Mais des champions le plus souvent aux pieds d’argiles parce qu’apatrides.
Le pays de Colbert et du mercantilisme a abandonné toute vision planificatrice de moyen et de long terme de son appareil industriel au profit d’un opportunisme affairiste qui confond intérêt financier d’une fusion-acquisition (donc d’une restructuration) et intérêt national.
Pourquoi?
Parce que lors de son arrivée à l’Elysée, François Mitterrand avait contre lui l’état profond militaro-industriel gaulliste: il a donc fallu construire un autre réseau de pouvoir dans Paris en ouvrant grand les portes du pouvoir à la finance et les portes de la finance au pouvoir…
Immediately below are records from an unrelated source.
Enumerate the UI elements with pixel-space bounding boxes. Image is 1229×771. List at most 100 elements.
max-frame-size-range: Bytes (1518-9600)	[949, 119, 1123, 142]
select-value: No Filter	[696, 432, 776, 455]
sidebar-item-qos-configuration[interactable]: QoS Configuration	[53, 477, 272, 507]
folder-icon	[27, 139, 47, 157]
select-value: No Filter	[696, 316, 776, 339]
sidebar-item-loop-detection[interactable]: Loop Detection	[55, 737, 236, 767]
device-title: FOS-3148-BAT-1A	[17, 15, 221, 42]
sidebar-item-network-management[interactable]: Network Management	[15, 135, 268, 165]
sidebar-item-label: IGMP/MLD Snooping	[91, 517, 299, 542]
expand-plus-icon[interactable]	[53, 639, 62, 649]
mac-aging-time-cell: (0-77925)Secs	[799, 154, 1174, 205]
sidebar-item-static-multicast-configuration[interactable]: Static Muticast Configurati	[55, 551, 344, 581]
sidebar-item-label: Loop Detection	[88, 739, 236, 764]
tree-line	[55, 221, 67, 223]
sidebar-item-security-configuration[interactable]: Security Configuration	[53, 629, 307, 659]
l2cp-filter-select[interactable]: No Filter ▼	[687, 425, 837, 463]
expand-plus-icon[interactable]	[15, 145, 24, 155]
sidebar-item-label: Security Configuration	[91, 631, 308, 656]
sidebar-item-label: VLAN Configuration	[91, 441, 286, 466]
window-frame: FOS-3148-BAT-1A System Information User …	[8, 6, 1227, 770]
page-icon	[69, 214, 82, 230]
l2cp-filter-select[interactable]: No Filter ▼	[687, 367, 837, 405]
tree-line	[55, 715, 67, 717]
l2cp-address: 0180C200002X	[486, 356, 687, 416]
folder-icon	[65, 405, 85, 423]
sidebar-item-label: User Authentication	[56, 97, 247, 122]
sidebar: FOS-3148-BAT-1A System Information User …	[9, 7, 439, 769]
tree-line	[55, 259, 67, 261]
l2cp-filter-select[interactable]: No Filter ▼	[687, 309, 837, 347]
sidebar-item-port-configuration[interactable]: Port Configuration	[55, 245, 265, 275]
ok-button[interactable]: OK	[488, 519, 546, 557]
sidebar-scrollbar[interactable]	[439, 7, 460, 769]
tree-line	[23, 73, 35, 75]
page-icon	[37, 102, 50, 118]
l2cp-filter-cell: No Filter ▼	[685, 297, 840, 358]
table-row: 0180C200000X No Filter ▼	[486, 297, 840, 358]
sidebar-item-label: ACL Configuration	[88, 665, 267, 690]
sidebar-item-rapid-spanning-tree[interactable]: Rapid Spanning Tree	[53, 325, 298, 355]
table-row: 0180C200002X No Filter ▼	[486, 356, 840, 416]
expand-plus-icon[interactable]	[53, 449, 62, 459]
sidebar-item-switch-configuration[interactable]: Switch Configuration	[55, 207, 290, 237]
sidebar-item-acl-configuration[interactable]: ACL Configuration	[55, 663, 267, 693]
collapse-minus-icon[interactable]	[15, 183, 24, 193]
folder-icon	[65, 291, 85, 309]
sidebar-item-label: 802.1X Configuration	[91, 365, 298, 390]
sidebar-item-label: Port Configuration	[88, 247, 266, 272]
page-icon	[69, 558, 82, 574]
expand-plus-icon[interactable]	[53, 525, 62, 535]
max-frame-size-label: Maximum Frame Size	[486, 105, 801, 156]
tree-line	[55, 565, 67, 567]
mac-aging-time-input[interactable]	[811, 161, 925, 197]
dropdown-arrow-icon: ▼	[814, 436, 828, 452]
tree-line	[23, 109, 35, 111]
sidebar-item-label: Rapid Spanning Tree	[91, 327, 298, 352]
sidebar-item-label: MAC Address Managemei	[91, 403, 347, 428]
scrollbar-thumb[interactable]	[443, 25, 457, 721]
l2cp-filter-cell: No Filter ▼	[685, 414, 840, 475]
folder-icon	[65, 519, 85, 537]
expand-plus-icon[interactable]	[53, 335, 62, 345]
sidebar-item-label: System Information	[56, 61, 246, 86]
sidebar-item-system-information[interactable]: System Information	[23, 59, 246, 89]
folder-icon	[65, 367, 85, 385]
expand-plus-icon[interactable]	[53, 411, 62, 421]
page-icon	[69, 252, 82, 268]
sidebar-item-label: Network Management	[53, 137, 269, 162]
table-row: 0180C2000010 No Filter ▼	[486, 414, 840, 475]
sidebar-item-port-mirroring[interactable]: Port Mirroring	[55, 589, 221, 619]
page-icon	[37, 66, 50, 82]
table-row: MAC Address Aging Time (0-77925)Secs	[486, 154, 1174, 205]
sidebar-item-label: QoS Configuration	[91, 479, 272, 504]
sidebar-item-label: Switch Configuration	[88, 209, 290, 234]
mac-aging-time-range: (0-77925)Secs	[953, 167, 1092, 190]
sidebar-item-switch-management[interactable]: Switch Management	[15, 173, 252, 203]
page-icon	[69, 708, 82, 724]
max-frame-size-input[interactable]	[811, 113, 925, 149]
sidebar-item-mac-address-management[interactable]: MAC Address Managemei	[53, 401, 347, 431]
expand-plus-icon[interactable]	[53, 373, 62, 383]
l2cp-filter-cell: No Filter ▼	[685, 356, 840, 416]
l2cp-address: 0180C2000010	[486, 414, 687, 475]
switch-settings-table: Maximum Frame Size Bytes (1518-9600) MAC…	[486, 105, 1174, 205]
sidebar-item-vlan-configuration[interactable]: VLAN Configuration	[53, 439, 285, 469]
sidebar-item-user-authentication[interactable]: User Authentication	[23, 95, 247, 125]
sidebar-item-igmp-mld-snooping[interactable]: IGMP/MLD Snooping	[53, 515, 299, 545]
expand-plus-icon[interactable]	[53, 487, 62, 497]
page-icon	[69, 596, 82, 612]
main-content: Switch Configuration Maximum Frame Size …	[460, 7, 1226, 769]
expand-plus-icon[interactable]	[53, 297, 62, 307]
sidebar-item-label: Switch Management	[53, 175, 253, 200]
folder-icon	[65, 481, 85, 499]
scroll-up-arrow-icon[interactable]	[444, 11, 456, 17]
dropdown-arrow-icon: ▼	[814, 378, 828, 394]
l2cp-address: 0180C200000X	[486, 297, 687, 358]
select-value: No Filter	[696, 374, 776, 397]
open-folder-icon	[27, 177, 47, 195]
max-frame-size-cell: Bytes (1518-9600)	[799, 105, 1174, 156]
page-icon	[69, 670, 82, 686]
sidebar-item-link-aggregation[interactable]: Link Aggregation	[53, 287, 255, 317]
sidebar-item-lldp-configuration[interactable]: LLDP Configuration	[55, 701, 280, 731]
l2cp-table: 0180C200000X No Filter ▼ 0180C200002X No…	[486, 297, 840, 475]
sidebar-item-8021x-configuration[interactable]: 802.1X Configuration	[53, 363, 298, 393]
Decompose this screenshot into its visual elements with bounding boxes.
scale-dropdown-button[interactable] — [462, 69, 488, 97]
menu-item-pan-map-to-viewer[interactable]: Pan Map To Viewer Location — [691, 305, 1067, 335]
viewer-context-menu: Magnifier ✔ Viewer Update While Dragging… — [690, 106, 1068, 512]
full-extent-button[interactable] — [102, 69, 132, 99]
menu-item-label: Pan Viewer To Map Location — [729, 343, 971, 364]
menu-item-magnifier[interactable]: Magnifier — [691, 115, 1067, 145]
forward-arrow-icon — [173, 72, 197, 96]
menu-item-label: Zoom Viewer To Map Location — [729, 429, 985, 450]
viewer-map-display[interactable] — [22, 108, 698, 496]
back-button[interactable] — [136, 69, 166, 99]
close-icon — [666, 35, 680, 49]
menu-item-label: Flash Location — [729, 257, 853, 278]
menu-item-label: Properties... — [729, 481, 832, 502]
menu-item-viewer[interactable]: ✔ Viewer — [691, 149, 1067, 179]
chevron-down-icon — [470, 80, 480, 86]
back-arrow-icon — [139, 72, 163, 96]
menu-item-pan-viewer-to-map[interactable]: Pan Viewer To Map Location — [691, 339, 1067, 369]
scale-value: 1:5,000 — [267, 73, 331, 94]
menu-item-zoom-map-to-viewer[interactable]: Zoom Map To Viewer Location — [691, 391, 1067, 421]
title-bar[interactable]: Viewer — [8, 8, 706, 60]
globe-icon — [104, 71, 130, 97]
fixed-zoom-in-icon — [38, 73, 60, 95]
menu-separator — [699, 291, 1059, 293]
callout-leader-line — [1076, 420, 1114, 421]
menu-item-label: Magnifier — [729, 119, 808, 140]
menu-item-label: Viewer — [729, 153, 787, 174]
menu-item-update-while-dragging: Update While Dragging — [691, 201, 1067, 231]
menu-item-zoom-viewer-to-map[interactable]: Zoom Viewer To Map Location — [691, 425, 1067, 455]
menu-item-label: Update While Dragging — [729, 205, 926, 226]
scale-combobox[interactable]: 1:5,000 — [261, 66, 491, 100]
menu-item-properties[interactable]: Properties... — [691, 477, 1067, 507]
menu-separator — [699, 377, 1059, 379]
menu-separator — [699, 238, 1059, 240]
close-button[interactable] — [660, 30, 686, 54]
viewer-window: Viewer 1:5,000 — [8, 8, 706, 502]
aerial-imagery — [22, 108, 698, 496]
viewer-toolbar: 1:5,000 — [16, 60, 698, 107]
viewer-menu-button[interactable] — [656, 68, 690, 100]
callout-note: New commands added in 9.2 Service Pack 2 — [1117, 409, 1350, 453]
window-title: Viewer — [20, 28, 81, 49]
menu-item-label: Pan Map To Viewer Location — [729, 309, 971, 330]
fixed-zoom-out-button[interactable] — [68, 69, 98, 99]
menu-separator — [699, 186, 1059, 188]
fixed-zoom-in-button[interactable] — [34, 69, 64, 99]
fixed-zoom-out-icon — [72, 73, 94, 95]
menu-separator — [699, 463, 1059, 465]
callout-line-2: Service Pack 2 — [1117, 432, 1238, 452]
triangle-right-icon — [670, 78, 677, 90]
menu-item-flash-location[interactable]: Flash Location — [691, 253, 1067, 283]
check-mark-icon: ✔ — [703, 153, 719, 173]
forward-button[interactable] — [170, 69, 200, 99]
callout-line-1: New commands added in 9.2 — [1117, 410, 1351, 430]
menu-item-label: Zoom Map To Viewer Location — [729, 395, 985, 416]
La gestion des entreprises nationalisées en 1981 sera le laboratoire qui va permettre au grand corps de haut-fonctionnaires des Inspecteurs des finances de prendre, de fait, le pouvoir du coeur même de l’Etat au point de prendre aujourd’hui une indépendance totale en ayant crée une caste sociologiquement très homogène entre la haute-fonction publique et la haute banque parisienne par la pratique du pantouflage, du réseautage et du renvoi permanent d’ascenseur entre le public et le privé: les bijoux de famille de l’Etat et les grands groupes privés qui dépendent de la commande publique de l’Etat sont devenus la chasse gardée ou plutôt le terrain de jeu de ces Messieurs les inspecteurs des finances qui sont, à la fois, contrôleurs et contrôlés, corrupteurs et corrompus: la gestion du conflit d’intérêt est même devenue un art virtuose qui permet de feuilletonner les “affaires” dans les pages de journaux et les images de médias soumis à de puissants oligarques dont la puissance capitalistique dépend de la créativité fiscale effrénée des inspecteurs des finances que cela soit depuis un bureau de Bercy, de l’Elysée d’une banque ou d’un cabinet d’avocat d’affaires (optimisation fiscale).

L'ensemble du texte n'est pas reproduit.